I have previously told you that it was on the baseball field that I was for the first and only time ashamed of my father. It was later on that same field, a perfectly manicured tract in a bend of the Etowah River, that I would later cause my father for the only time I can recall to say that he was ashamed of me.
Which is not to say I didn’t disappoint him at times, but these incidents were nearly always things involving property damage, rather than the wound to another human involved in the incident on the Etowah. I’m not even counting involuntary property damage, windows and windshields I shattered while honing my baseball skills, but rather things like the time when I was eight or nine when he came out of some church member’s house to discover me amusing neighborhood children by tossing a pointed carpenters file, Jim Bowie style, into the trunk of the only tree in their little front yard. He was disappointed in this error of judgment, but he didn’t say ashamed. He made me apologize to the host, who of course said it was nothing, and then spent a while explaining how old and valuable the tree was, how it was an ornament in these people’s yard, how long it would live and how I had left it forever scared. Up until then I’d thought nothing about nailing stuff to trees. Cowboys did it all the time.
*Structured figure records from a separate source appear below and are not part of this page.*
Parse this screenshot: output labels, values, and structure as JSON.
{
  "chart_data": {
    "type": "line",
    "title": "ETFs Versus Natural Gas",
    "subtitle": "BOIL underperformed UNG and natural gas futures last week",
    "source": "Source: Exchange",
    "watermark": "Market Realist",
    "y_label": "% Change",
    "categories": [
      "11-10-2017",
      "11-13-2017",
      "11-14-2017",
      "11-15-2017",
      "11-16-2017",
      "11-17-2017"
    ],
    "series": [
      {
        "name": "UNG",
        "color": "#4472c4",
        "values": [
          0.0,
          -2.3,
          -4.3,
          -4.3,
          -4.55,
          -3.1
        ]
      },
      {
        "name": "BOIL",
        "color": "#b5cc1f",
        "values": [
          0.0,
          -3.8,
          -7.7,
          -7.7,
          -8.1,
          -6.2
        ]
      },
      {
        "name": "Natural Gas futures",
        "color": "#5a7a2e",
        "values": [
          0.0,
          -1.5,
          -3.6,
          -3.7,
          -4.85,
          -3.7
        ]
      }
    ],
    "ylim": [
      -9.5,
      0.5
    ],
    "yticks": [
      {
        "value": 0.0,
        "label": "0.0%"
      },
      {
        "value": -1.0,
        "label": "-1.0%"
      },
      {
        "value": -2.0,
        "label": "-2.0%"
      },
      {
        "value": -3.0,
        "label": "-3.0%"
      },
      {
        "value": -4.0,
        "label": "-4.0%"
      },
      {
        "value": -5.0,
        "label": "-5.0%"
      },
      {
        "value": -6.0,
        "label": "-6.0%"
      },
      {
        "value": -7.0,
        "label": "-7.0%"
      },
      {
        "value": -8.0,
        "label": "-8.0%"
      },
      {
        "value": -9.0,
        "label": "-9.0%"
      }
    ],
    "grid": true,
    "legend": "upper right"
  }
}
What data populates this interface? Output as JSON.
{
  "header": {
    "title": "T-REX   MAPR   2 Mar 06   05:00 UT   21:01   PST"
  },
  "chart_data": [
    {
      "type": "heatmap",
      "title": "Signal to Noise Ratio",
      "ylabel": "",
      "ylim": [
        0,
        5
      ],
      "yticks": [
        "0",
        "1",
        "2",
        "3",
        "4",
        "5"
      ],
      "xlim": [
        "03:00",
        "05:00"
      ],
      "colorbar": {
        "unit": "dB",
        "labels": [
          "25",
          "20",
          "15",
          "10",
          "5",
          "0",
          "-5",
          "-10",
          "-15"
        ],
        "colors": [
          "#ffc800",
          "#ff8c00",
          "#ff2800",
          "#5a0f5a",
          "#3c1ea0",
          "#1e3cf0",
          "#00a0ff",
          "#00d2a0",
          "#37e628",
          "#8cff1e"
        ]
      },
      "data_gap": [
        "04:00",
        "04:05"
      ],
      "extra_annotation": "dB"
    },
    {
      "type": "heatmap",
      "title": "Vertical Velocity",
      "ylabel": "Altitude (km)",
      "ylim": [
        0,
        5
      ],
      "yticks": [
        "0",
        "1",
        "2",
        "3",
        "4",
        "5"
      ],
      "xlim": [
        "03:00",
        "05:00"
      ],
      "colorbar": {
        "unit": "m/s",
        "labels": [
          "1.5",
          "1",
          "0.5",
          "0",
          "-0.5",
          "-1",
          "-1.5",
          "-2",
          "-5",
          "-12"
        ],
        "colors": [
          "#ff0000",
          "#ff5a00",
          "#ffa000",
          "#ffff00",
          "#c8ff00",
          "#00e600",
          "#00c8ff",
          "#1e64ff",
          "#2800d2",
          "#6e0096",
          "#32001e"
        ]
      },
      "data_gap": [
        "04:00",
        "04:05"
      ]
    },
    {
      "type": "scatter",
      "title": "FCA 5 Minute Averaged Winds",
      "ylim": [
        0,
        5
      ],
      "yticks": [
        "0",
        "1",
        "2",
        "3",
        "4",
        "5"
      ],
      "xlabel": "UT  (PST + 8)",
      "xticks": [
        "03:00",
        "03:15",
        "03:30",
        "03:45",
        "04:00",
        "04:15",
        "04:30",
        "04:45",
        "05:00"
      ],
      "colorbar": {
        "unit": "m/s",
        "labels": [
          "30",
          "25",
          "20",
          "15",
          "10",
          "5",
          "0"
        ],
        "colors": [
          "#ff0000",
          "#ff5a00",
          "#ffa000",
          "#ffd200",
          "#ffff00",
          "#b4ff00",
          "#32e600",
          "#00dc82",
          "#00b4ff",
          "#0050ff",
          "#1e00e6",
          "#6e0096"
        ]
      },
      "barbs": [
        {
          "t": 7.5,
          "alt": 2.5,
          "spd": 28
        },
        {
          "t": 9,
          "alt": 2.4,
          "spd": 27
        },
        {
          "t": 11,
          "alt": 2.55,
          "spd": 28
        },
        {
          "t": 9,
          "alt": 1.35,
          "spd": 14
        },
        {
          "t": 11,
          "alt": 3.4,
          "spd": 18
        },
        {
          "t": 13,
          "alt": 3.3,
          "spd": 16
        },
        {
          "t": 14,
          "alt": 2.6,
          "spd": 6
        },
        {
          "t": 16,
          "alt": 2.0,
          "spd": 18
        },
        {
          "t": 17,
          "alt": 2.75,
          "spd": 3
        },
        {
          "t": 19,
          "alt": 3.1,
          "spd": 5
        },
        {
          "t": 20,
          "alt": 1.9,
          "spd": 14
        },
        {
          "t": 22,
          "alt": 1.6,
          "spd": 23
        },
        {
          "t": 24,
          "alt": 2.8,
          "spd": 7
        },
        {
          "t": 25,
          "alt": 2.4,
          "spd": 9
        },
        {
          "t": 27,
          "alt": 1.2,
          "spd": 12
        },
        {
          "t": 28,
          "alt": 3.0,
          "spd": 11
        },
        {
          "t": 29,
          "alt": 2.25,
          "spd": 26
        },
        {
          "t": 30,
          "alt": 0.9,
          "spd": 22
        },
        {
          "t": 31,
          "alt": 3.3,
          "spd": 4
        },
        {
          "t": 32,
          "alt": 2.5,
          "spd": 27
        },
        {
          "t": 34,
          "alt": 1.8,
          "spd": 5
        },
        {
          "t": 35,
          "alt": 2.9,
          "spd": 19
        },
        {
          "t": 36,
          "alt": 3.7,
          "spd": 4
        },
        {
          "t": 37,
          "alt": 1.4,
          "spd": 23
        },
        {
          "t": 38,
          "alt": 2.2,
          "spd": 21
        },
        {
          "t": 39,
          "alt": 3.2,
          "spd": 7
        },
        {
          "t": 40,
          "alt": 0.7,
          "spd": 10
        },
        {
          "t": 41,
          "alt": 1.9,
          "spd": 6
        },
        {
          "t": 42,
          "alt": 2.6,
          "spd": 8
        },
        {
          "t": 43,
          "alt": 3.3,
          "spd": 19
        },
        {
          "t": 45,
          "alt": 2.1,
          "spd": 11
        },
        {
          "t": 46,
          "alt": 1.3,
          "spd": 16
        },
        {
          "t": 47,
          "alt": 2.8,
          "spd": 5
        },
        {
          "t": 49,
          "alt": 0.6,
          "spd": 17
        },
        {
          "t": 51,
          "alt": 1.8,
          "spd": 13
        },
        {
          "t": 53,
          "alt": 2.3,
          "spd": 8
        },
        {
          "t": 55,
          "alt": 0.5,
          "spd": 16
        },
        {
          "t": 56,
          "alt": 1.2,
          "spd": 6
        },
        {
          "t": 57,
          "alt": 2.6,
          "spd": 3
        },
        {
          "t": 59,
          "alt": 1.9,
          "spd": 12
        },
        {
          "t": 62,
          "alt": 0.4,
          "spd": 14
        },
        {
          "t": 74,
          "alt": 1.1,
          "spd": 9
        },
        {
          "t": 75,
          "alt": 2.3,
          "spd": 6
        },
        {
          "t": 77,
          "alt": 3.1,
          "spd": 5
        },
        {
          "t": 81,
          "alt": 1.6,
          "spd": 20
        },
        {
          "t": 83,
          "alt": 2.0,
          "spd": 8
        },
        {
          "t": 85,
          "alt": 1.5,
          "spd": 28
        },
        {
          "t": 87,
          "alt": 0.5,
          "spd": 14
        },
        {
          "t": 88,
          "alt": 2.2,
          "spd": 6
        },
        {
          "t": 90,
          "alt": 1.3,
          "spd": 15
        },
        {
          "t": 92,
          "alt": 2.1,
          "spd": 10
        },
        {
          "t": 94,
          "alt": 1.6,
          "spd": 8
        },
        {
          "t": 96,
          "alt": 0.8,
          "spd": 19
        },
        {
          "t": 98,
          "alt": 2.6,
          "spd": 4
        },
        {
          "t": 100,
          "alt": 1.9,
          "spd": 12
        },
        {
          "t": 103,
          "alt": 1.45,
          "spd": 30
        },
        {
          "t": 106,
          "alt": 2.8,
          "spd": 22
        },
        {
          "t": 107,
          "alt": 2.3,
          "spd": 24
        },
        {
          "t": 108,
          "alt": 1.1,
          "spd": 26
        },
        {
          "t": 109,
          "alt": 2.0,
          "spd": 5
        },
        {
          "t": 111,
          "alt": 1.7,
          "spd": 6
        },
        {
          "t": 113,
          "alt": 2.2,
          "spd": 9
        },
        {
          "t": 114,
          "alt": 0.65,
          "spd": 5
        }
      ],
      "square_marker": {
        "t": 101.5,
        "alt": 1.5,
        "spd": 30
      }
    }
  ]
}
(Although I did have this continuing thing with knives and wood. My nephew David [the worm gatherer] and I were returned to the scene of the crime and lectured after we’d used the pocket knifes we’d recently been mistakenly deemed old enough to own to surreptitiously bore holes in our church pew to ease our boredom during Sunday Night Service. Later when I was a sophomore in high school my father would have to make amends after Buster Byrd -- son of former Lt. Governor Garland T. Byrd, from somewhere in south Georgia -- and I spent our spare time during a summer debate workshop tossing Byrd’s bowie knife [again, Bowie style] into the solid wood door to our dorm room. In my defense I can only offer that to this day I can sing you the theme song to the early 60’s T.V. series, “Jim Bowie.”)
When I was eleven I played on a Little League team which lost every game. I had never pitched, but our pitching was so bad that one day late in the season I got the chance to record a couple of outs. For the next week I make my father squat with a catcher’s mitt on the carport with the utility room as the backstop while I battered his shins with errant pitches. The next game, when we were again down ten runs and the usual pitchers were used up, the coach came out to make the change and I was already a few steps toward the mound from my second base position when he motioned to the outfield for a ten-year-old who was his next door neighbor’s kid to come to the mound.
Things are generally very quiet when a kid’s baseball team is changing pitchers and they’re ten runs down. When I saw Waters trotting to the mound I said, to no one in particular, but, I was later to learn, loud enough for people down river to hear, “Waters? He cain’t pitch!”